Suyla taşınan patojenlerin çoğu bunları daha önceden tanıyan hayvanlar için öldürücü olmaktan çıkarlar. Bir filin hafif midesinin rahatsızlanmasına sebep olan şey insanda ölümcül olabilir. Hastalığın şiddeti konakçıya ve organizmaya bağlıdır.
Olaya şu açıdan da bakmamız gerekir: kurak mevsimde bir hayvanın susuzluktan ölmesi mi daha normaldir yoksa su içmesi mi? Hayvanlar tabiki tercihini su içmekten yana kullanırlar.
Ayrıca hayvanların bağışıklık sistemi insandan çok çok daha da iyidir. Hayvanlar kötü suyun tadına bakmayı ve koklamayı ayırt etmeyi de bilen yapıdadırlar.

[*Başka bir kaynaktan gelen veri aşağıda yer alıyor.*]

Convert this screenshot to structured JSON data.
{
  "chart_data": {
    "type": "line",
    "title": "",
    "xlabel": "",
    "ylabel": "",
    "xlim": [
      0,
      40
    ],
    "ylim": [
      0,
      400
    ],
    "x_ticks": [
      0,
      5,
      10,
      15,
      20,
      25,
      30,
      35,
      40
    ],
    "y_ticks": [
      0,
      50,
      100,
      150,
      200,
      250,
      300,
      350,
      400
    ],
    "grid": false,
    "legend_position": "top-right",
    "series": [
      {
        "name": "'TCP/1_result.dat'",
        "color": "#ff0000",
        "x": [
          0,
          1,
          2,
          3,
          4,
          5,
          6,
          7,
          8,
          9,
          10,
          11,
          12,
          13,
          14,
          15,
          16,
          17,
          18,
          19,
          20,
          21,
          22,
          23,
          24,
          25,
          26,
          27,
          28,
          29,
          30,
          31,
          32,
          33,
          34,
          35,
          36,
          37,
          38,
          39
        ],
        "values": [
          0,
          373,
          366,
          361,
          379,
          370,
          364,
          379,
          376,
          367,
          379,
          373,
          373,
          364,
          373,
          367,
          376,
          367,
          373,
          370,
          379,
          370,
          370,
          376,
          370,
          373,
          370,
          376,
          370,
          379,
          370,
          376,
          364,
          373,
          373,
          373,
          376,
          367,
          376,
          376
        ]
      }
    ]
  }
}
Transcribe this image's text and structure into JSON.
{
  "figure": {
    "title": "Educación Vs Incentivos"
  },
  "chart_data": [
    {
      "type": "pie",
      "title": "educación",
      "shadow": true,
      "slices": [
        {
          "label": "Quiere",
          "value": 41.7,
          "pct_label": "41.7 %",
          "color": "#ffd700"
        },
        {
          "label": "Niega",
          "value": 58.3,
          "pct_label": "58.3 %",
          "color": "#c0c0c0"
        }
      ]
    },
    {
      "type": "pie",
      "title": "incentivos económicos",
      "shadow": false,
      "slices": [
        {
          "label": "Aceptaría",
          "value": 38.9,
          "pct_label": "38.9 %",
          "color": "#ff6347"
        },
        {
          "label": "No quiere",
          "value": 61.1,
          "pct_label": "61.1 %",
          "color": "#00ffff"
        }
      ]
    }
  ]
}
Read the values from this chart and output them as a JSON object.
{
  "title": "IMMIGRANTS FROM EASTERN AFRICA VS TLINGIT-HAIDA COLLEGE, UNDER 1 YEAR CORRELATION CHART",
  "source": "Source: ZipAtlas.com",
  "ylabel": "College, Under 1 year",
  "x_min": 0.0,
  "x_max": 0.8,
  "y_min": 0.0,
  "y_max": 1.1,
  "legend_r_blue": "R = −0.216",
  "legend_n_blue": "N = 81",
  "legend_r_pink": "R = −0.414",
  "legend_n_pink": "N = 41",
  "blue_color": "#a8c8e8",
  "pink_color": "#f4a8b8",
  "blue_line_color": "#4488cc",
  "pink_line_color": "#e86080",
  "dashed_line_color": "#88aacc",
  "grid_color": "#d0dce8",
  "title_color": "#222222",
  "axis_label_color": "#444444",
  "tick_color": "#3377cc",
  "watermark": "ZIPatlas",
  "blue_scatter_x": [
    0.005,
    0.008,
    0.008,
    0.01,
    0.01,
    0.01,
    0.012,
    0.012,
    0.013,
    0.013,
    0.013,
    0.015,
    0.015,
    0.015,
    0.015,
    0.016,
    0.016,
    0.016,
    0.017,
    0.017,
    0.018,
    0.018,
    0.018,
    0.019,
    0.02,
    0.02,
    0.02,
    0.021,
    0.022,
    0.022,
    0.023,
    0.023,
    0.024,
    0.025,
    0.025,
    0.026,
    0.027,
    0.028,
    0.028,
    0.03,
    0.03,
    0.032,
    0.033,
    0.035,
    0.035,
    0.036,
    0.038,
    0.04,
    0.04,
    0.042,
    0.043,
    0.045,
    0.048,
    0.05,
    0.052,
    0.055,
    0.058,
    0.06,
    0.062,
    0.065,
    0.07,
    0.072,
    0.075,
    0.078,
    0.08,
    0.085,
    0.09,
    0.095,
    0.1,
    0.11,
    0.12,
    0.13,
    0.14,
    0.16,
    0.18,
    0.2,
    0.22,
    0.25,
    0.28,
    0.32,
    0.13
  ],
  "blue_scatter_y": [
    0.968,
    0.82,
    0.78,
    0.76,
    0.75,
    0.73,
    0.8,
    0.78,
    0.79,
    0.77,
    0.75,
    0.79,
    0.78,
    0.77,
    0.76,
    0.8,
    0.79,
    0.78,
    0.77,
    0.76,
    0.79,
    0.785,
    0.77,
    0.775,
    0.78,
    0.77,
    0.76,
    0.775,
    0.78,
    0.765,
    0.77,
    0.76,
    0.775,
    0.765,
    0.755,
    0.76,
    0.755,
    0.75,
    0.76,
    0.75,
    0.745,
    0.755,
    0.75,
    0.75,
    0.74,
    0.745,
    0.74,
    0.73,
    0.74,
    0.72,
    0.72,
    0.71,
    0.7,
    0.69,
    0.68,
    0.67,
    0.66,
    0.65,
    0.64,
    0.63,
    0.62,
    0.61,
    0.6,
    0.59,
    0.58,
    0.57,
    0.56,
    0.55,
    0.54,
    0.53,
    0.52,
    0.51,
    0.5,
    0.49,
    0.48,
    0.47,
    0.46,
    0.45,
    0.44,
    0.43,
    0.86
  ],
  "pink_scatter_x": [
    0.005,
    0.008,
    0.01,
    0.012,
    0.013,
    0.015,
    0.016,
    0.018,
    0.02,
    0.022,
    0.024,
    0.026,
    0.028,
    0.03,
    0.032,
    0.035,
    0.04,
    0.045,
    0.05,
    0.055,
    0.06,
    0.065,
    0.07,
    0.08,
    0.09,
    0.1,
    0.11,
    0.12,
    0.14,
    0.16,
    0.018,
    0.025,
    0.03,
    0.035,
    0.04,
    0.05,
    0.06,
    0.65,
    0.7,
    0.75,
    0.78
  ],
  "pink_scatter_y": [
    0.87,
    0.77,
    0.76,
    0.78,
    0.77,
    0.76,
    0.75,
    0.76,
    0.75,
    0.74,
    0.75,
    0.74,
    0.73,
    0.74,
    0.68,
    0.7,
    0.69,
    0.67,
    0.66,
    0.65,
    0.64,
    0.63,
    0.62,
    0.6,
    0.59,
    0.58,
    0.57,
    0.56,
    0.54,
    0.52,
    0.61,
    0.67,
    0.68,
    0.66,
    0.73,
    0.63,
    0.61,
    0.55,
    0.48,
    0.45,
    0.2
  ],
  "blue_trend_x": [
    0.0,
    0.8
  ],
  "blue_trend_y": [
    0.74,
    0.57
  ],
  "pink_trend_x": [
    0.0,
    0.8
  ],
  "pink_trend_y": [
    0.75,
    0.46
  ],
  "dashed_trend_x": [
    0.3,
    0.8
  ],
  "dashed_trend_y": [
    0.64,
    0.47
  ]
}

Tabii ki hayvanlar da hastalanır. Parazit sürüsü tarafından, mikroplar tarafından, kocaman vücutları enfekte olabilir. Hastalanmış hayvanlar kendilerini geri çekerler ve saklanma eğilimine girerler. O yüzden araştırmacılar genel itibarıyla bu hasta hayvanlara öldüklerinde ulaşabilir.
Vahşi bir hayvan ile insana bakacak olursak en bariz fark hayvanın hayatı boyunca milyonlarca parazitlere ve mikroplara maruz kalması ve onu nesilden nesle aktarmasıdır. Buna binaen de bağışıklık sistemlerini geliştirmişlerdir.
Biz insanların dünyası daha temiz olduğu için bağışıklık sistemimiz ne kadar sağlam olsa da hayvanlar kadar gelişmiş değildir. Zaten insan ile hayvanın yapısı da farklı olduğundan onları mide asitleri yüksek seviyede olduğu için mikroplara ve hastalıklara üst düzey direnç gösterirler.
Yabani hayvanlar su kaynaklı hastalıklardan hiç etkilenmez demek de doğru değildir. Özellikle su alanlarında gelişen değişiklikler, salgınlara yol açabilir.
Bildiğimiz üzere hayvanların aynı zamanda iyi bir koku alma duyusu vardır. Bu nedenle mikrop barındıran çürümüş maddelerden kaçınırlar. Aslında hayvanların çoğu kendilerine tanıdık gelmeyen her şeyden kaçınma eğilimindedir.
Özetle, keskin duyularla birleşen güçlü bir bağışıklık, hayvanların hayatta kalmasına yardımcı olur.
Aslında şu gerçeği de söylemek istedim; İnsanlarda da hayvanlarda da birçok göremediğimiz parazitler bulunuyor demiştik. Onlarla iç içe yaşıyoruz insan öldüğü zaman yavaş yavaş, aşama aşama etlerinin çürümesinin sebebi vücudumuzda bizimle birlikte yaşayan canlıların artık bizi yem olarak görmesi ve vücudumuzu yemeğe başlamasından dolayıdır.
Yaşarken göremediğimiz bu varlıklar ancak öldüğümüzde ortaya çıkarlar. Kulağa korkunç gelebilir. Hayvanlarda aynı şekilde birçok parazitler kurtlarla beraber yaşarlar ancak bizden daha fazla bu duruma dayanıklıdırlar.